By Kim Naraine

The new year offers a prime opportunity to establish healthy goals or return to good habits. Here are a few suggestions to help you get your 2016 off to the very best of starts.

Avoid High-Calorie Drinks with Your Meals

Beverages can be a hidden source of energy. Not only can they increase the number of calories you consume, but research shows that combining high-calorie drinks with meals also limits your fat oxidation (1). This can lead to weight gain. Having water with your meals will limit energy intake and leave your fat oxidation unchanged. Other low-calorie beverages include coconut water, unsweetened nut milk and green tea. Although it is best to avoid those decadent gourmet coffees or tempting sodas, the study in question showed that even something as seemingly healthy as orange juice can lead to unwanted changes in your metabolism. Eating a fresh orange at the end of your meal can be a leaner alternative. You will still get a generous dose of Vitamin C and potassium while avoiding excess calories and their side effects.

Watch your portion size

End of year celebrations tend to skew our perspective of how much we should eat. Canada’s Food Guide (CFG) offers a simple reminder of healthy serving sizes for foods from all four of the food groups. For instance, did you know that a single serving of meat, fish or poultry is 75g? That is roughly the size of your palm. The CFG also offers alternative suggestions for meat and dairy products, as well as tips to help you establish and maintain a balanced diet. Health Canada also offers a version tailored to First Nations, Inuit and Métis. You can download your copy here.

Eat your vegetables

Vegetables are a great addition to any meal or a convenient light snack between meals. They are rich in vitamins and minerals, and low in calories. The USDA promotes the idea of the sustainable plate, suggesting that vegetables and legumes (such as chickpeas and kidney beans) make up ½ of your meal. Not only will this diet keep you on a healthy path, but it will reduce your environmental impact. You can learn more about it here.

Sleep well

A good night’s rest will do you a world of good. It has been suggested that sleep deprivation may lead to poor food choices (2), which, in turn, can lead to unwanted weight gain. In fact, sleep deprivation increases ghrelin, a hormone that stimulates appetite (3). A natural way to ensure a restful night can be as easy as having a glass of juice. Research shows that tart cherry juice can reduce insomnia (4) and regulate sleep patterns. Cherry juice contains melatonin, an antioxidant that plays a key role in our sleep cycle, and consumption of melatonin may improve both how long and how well we sleep (5). For best results, make a habit of drinking 1 cup of tart cherry juice (and not a high sugar juice blend) at least 1 hour before bed.

Looking Forward

These are just a few simple steps you can take to living and eating well in the new year. Stay tuned to Kalya for more tips, tricks and recipes to inspire your healthy lifestyle.

References

(1) Stookey, J. D., Hamer, J., Espinoza, G., Higa, A., Ng, V., Tinajero-Deck, L., …King, J. C. (2012). Orange juice limits postprandial fat oxidation after breakfast in normal-weight adolescents and adults. Advances in Nutrition, 3, 629S-635S.

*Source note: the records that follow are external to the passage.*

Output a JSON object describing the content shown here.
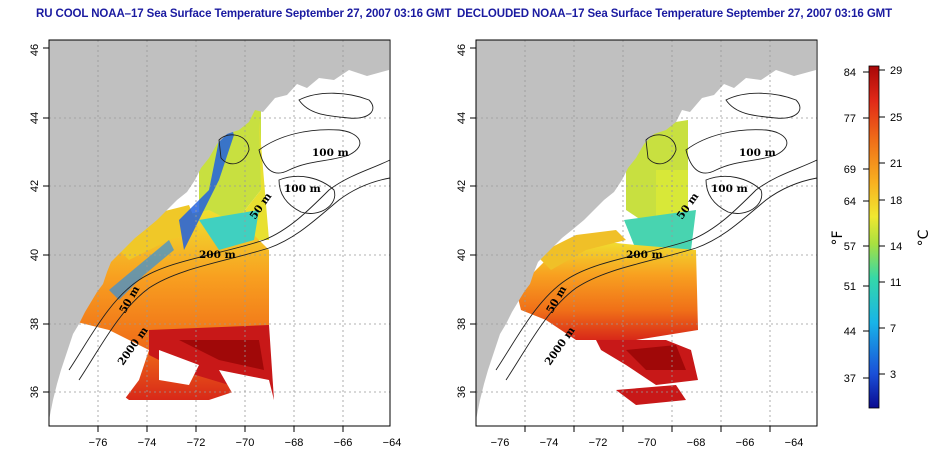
{
  "panels": [
    {
      "id": "left",
      "title": "RU COOL NOAA–17 Sea Surface Temperature September 27, 2007 03:16 GMT",
      "contour_labels": [
        "100 m",
        "100 m",
        "50 m",
        "200 m",
        "50 m",
        "2000 m"
      ]
    },
    {
      "id": "right",
      "title": "DECLOUDED NOAA–17 Sea Surface Temperature September 27, 2007 03:16 GMT",
      "contour_labels": [
        "100 m",
        "100 m",
        "50 m",
        "200 m",
        "50 m",
        "2000 m"
      ]
    }
  ],
  "axes": {
    "lon_ticks": [
      "−76",
      "−74",
      "−72",
      "−70",
      "−68",
      "−66",
      "−64"
    ],
    "lat_ticks": [
      "36",
      "38",
      "40",
      "42",
      "44",
      "46"
    ]
  },
  "colorbar": {
    "fahrenheit_ticks": [
      "84",
      "77",
      "69",
      "64",
      "57",
      "51",
      "44",
      "37"
    ],
    "celsius_ticks": [
      "29",
      "25",
      "21",
      "18",
      "14",
      "11",
      "7",
      "3"
    ],
    "fahrenheit_unit": "°F",
    "celsius_unit": "°C",
    "colors": [
      "#0a0a90",
      "#1a4fd8",
      "#18b4e8",
      "#35d8a8",
      "#a8e040",
      "#f0e830",
      "#f8b020",
      "#f07018",
      "#e02818",
      "#a80808"
    ]
  },
  "colors": {
    "land": "#c0c0c0",
    "ocean_nodata": "#ffffff",
    "title": "#1a1aa0",
    "grid": "#999999"
  }
}
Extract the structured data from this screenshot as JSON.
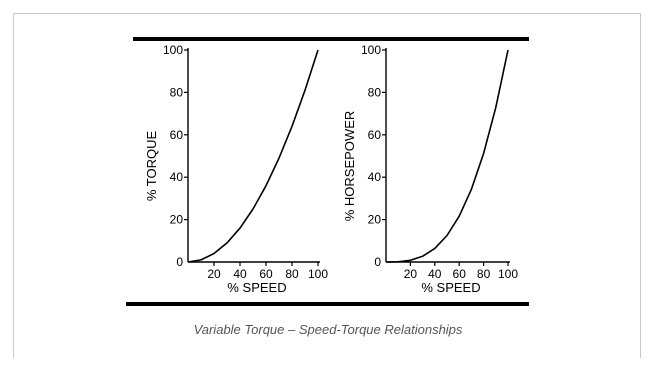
{
  "caption": "Variable Torque – Speed-Torque Relationships",
  "colors": {
    "ink": "#000000",
    "caption": "#555555",
    "frame": "#c8c8c8"
  },
  "chart_data": [
    {
      "type": "line",
      "xlabel": "% SPEED",
      "ylabel": "% TORQUE",
      "xlim": [
        0,
        100
      ],
      "ylim": [
        0,
        100
      ],
      "xticks": [
        20,
        40,
        60,
        80,
        100
      ],
      "yticks": [
        0,
        20,
        40,
        60,
        80,
        100
      ],
      "grid": false,
      "series": [
        {
          "x": [
            0,
            10,
            20,
            30,
            40,
            50,
            60,
            70,
            80,
            90,
            100
          ],
          "y": [
            0,
            1,
            4,
            9,
            16,
            25,
            36,
            49,
            64,
            81,
            100
          ]
        }
      ]
    },
    {
      "type": "line",
      "xlabel": "% SPEED",
      "ylabel": "% HORSEPOWER",
      "xlim": [
        0,
        100
      ],
      "ylim": [
        0,
        100
      ],
      "xticks": [
        20,
        40,
        60,
        80,
        100
      ],
      "yticks": [
        0,
        20,
        40,
        60,
        80,
        100
      ],
      "grid": false,
      "series": [
        {
          "x": [
            0,
            10,
            20,
            30,
            40,
            50,
            60,
            70,
            80,
            90,
            100
          ],
          "y": [
            0,
            0.1,
            0.8,
            2.7,
            6.4,
            12.5,
            21.6,
            34.3,
            51.2,
            72.9,
            100
          ]
        }
      ]
    }
  ]
}
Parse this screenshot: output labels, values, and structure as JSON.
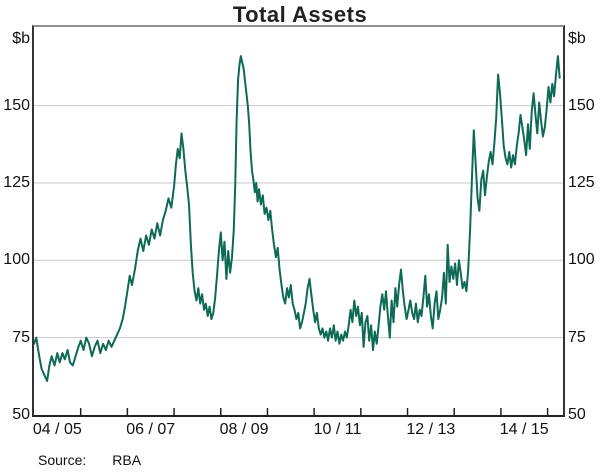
{
  "title": "Total Assets",
  "source": {
    "label": "Source:",
    "value": "RBA"
  },
  "chart_data": {
    "type": "line",
    "title": "Total Assets",
    "y_unit": "$b",
    "ylim": [
      50,
      175.4
    ],
    "y_ticks": [
      50,
      75,
      100,
      125,
      150
    ],
    "y_gridlines": [
      75,
      100,
      125,
      150
    ],
    "grid": "horizontal",
    "legend": "none",
    "xlim_years": [
      0,
      11.33
    ],
    "x_epoch": "years since July 2004",
    "x_tick_positions_years": [
      1,
      2,
      3,
      4,
      5,
      6,
      7,
      8,
      9,
      10,
      11
    ],
    "x_labels": [
      "04 / 05",
      "06 / 07",
      "08 / 09",
      "10 / 11",
      "12 / 13",
      "14 / 15"
    ],
    "x_label_positions_years": [
      0.5,
      2.5,
      4.5,
      6.5,
      8.5,
      10.5
    ],
    "series": [
      {
        "name": "Total Assets",
        "color": "#0e6a55",
        "points": [
          [
            0.0,
            73
          ],
          [
            0.05,
            75
          ],
          [
            0.1,
            70
          ],
          [
            0.16,
            65
          ],
          [
            0.22,
            63
          ],
          [
            0.28,
            61
          ],
          [
            0.33,
            66
          ],
          [
            0.38,
            69
          ],
          [
            0.44,
            66
          ],
          [
            0.5,
            70
          ],
          [
            0.55,
            67
          ],
          [
            0.61,
            70
          ],
          [
            0.66,
            68
          ],
          [
            0.72,
            71
          ],
          [
            0.77,
            67
          ],
          [
            0.83,
            66
          ],
          [
            0.89,
            69
          ],
          [
            0.95,
            72
          ],
          [
            1.0,
            74
          ],
          [
            1.06,
            71
          ],
          [
            1.12,
            75
          ],
          [
            1.18,
            73
          ],
          [
            1.24,
            69
          ],
          [
            1.3,
            72
          ],
          [
            1.36,
            74
          ],
          [
            1.42,
            70
          ],
          [
            1.48,
            73
          ],
          [
            1.54,
            71
          ],
          [
            1.6,
            74
          ],
          [
            1.66,
            72
          ],
          [
            1.72,
            74
          ],
          [
            1.78,
            76
          ],
          [
            1.84,
            78
          ],
          [
            1.9,
            81
          ],
          [
            1.95,
            85
          ],
          [
            2.0,
            90
          ],
          [
            2.05,
            95
          ],
          [
            2.1,
            92
          ],
          [
            2.16,
            97
          ],
          [
            2.22,
            103
          ],
          [
            2.28,
            107
          ],
          [
            2.34,
            103
          ],
          [
            2.4,
            108
          ],
          [
            2.46,
            105
          ],
          [
            2.52,
            110
          ],
          [
            2.58,
            107
          ],
          [
            2.64,
            112
          ],
          [
            2.7,
            108
          ],
          [
            2.76,
            113
          ],
          [
            2.82,
            116
          ],
          [
            2.88,
            120
          ],
          [
            2.94,
            117
          ],
          [
            3.0,
            124
          ],
          [
            3.04,
            131
          ],
          [
            3.08,
            136
          ],
          [
            3.12,
            133
          ],
          [
            3.16,
            141
          ],
          [
            3.2,
            136
          ],
          [
            3.24,
            129
          ],
          [
            3.28,
            124
          ],
          [
            3.32,
            118
          ],
          [
            3.36,
            105
          ],
          [
            3.4,
            96
          ],
          [
            3.44,
            90
          ],
          [
            3.48,
            87
          ],
          [
            3.52,
            91
          ],
          [
            3.56,
            86
          ],
          [
            3.6,
            89
          ],
          [
            3.64,
            84
          ],
          [
            3.68,
            86
          ],
          [
            3.72,
            82
          ],
          [
            3.76,
            85
          ],
          [
            3.8,
            81
          ],
          [
            3.84,
            83
          ],
          [
            3.88,
            88
          ],
          [
            3.92,
            95
          ],
          [
            3.96,
            103
          ],
          [
            4.0,
            109
          ],
          [
            4.04,
            100
          ],
          [
            4.08,
            106
          ],
          [
            4.12,
            94
          ],
          [
            4.16,
            103
          ],
          [
            4.2,
            96
          ],
          [
            4.24,
            101
          ],
          [
            4.28,
            110
          ],
          [
            4.31,
            124
          ],
          [
            4.34,
            145
          ],
          [
            4.37,
            158
          ],
          [
            4.4,
            163
          ],
          [
            4.43,
            166
          ],
          [
            4.46,
            164
          ],
          [
            4.49,
            162
          ],
          [
            4.52,
            158
          ],
          [
            4.55,
            154
          ],
          [
            4.58,
            150
          ],
          [
            4.61,
            144
          ],
          [
            4.64,
            135
          ],
          [
            4.67,
            129
          ],
          [
            4.7,
            126
          ],
          [
            4.73,
            122
          ],
          [
            4.76,
            125
          ],
          [
            4.79,
            119
          ],
          [
            4.82,
            123
          ],
          [
            4.86,
            118
          ],
          [
            4.9,
            121
          ],
          [
            4.94,
            115
          ],
          [
            4.98,
            117
          ],
          [
            5.02,
            113
          ],
          [
            5.06,
            116
          ],
          [
            5.1,
            110
          ],
          [
            5.14,
            105
          ],
          [
            5.18,
            101
          ],
          [
            5.22,
            104
          ],
          [
            5.26,
            97
          ],
          [
            5.3,
            92
          ],
          [
            5.34,
            88
          ],
          [
            5.38,
            86
          ],
          [
            5.42,
            91
          ],
          [
            5.46,
            88
          ],
          [
            5.5,
            92
          ],
          [
            5.54,
            86
          ],
          [
            5.58,
            84
          ],
          [
            5.62,
            81
          ],
          [
            5.66,
            83
          ],
          [
            5.7,
            78
          ],
          [
            5.74,
            80
          ],
          [
            5.78,
            83
          ],
          [
            5.82,
            86
          ],
          [
            5.86,
            91
          ],
          [
            5.9,
            94
          ],
          [
            5.94,
            89
          ],
          [
            5.98,
            84
          ],
          [
            6.02,
            80
          ],
          [
            6.06,
            83
          ],
          [
            6.1,
            78
          ],
          [
            6.14,
            76
          ],
          [
            6.18,
            78
          ],
          [
            6.22,
            75
          ],
          [
            6.26,
            77
          ],
          [
            6.3,
            74
          ],
          [
            6.34,
            78
          ],
          [
            6.38,
            75
          ],
          [
            6.42,
            79
          ],
          [
            6.46,
            74
          ],
          [
            6.5,
            77
          ],
          [
            6.54,
            73
          ],
          [
            6.58,
            76
          ],
          [
            6.62,
            74
          ],
          [
            6.66,
            77
          ],
          [
            6.7,
            75
          ],
          [
            6.74,
            79
          ],
          [
            6.78,
            84
          ],
          [
            6.82,
            80
          ],
          [
            6.86,
            87
          ],
          [
            6.9,
            82
          ],
          [
            6.94,
            85
          ],
          [
            6.98,
            79
          ],
          [
            7.02,
            83
          ],
          [
            7.06,
            72
          ],
          [
            7.1,
            80
          ],
          [
            7.14,
            82
          ],
          [
            7.18,
            74
          ],
          [
            7.22,
            79
          ],
          [
            7.26,
            71
          ],
          [
            7.3,
            77
          ],
          [
            7.34,
            73
          ],
          [
            7.38,
            79
          ],
          [
            7.42,
            85
          ],
          [
            7.46,
            89
          ],
          [
            7.5,
            84
          ],
          [
            7.54,
            90
          ],
          [
            7.58,
            82
          ],
          [
            7.62,
            75
          ],
          [
            7.66,
            87
          ],
          [
            7.7,
            80
          ],
          [
            7.74,
            91
          ],
          [
            7.78,
            85
          ],
          [
            7.82,
            92
          ],
          [
            7.86,
            97
          ],
          [
            7.9,
            90
          ],
          [
            7.94,
            85
          ],
          [
            7.98,
            81
          ],
          [
            8.02,
            84
          ],
          [
            8.06,
            87
          ],
          [
            8.1,
            83
          ],
          [
            8.14,
            81
          ],
          [
            8.18,
            86
          ],
          [
            8.22,
            80
          ],
          [
            8.26,
            84
          ],
          [
            8.3,
            82
          ],
          [
            8.34,
            88
          ],
          [
            8.38,
            95
          ],
          [
            8.42,
            85
          ],
          [
            8.46,
            89
          ],
          [
            8.5,
            82
          ],
          [
            8.54,
            78
          ],
          [
            8.58,
            86
          ],
          [
            8.62,
            90
          ],
          [
            8.66,
            81
          ],
          [
            8.7,
            84
          ],
          [
            8.74,
            88
          ],
          [
            8.78,
            96
          ],
          [
            8.82,
            86
          ],
          [
            8.86,
            105
          ],
          [
            8.9,
            93
          ],
          [
            8.94,
            98
          ],
          [
            8.98,
            94
          ],
          [
            9.02,
            99
          ],
          [
            9.06,
            92
          ],
          [
            9.1,
            100
          ],
          [
            9.14,
            96
          ],
          [
            9.18,
            91
          ],
          [
            9.22,
            93
          ],
          [
            9.26,
            90
          ],
          [
            9.3,
            97
          ],
          [
            9.34,
            110
          ],
          [
            9.38,
            127
          ],
          [
            9.42,
            142
          ],
          [
            9.46,
            131
          ],
          [
            9.5,
            120
          ],
          [
            9.54,
            116
          ],
          [
            9.58,
            126
          ],
          [
            9.62,
            129
          ],
          [
            9.66,
            121
          ],
          [
            9.7,
            127
          ],
          [
            9.74,
            132
          ],
          [
            9.78,
            135
          ],
          [
            9.82,
            131
          ],
          [
            9.86,
            138
          ],
          [
            9.9,
            146
          ],
          [
            9.94,
            160
          ],
          [
            9.98,
            154
          ],
          [
            10.02,
            146
          ],
          [
            10.06,
            137
          ],
          [
            10.1,
            133
          ],
          [
            10.14,
            131
          ],
          [
            10.18,
            135
          ],
          [
            10.22,
            130
          ],
          [
            10.26,
            134
          ],
          [
            10.3,
            131
          ],
          [
            10.34,
            137
          ],
          [
            10.38,
            141
          ],
          [
            10.42,
            147
          ],
          [
            10.46,
            143
          ],
          [
            10.5,
            139
          ],
          [
            10.54,
            134
          ],
          [
            10.58,
            144
          ],
          [
            10.62,
            136
          ],
          [
            10.66,
            148
          ],
          [
            10.7,
            154
          ],
          [
            10.74,
            147
          ],
          [
            10.78,
            141
          ],
          [
            10.82,
            151
          ],
          [
            10.86,
            145
          ],
          [
            10.9,
            140
          ],
          [
            10.94,
            143
          ],
          [
            10.98,
            149
          ],
          [
            11.02,
            156
          ],
          [
            11.06,
            151
          ],
          [
            11.1,
            157
          ],
          [
            11.14,
            153
          ],
          [
            11.18,
            160
          ],
          [
            11.22,
            166
          ],
          [
            11.26,
            159
          ]
        ]
      }
    ]
  }
}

(2) Imaki, M., Hatanaka, Y., Ogawa, Y., Yoshida, Y., & Tanada, S. (2002). An epidemiological study on relationship between the hours of sleep and life style factors in Japanese factory workers. Journal of Physiological Anthropology and Applied Human Science, 21, 115-20.

(3) Schmid, S. M., Hallschmid, M., Jauchara, K., Born, J., & Schultes, B. (2008). A single night of sleep deprivation increases grelin levels and feeling of hunger in normal-weight healthy men. Journal of Sleep Research, 17, 331-334.

(4) Pigeon, W. R., Carr, M., Gorman, M. C., & Perlis, M. L. (2010). Effects of a tart cherry juice beverage on the sleep of older adults with insomnia: A pilot study. Journal of Medicinal Food, 13 (3), 579-583.

(5) Howatson, G., Bell, P. G., Tallent, J., Middleton, B., McHugh, M. P., & Ellis, J. (2012). Effect of tart cherry juice (Prunus cerasus) on melatonin levels and enhanced sleep quality. European Journal of Nutrition, 51 (8), 909-916.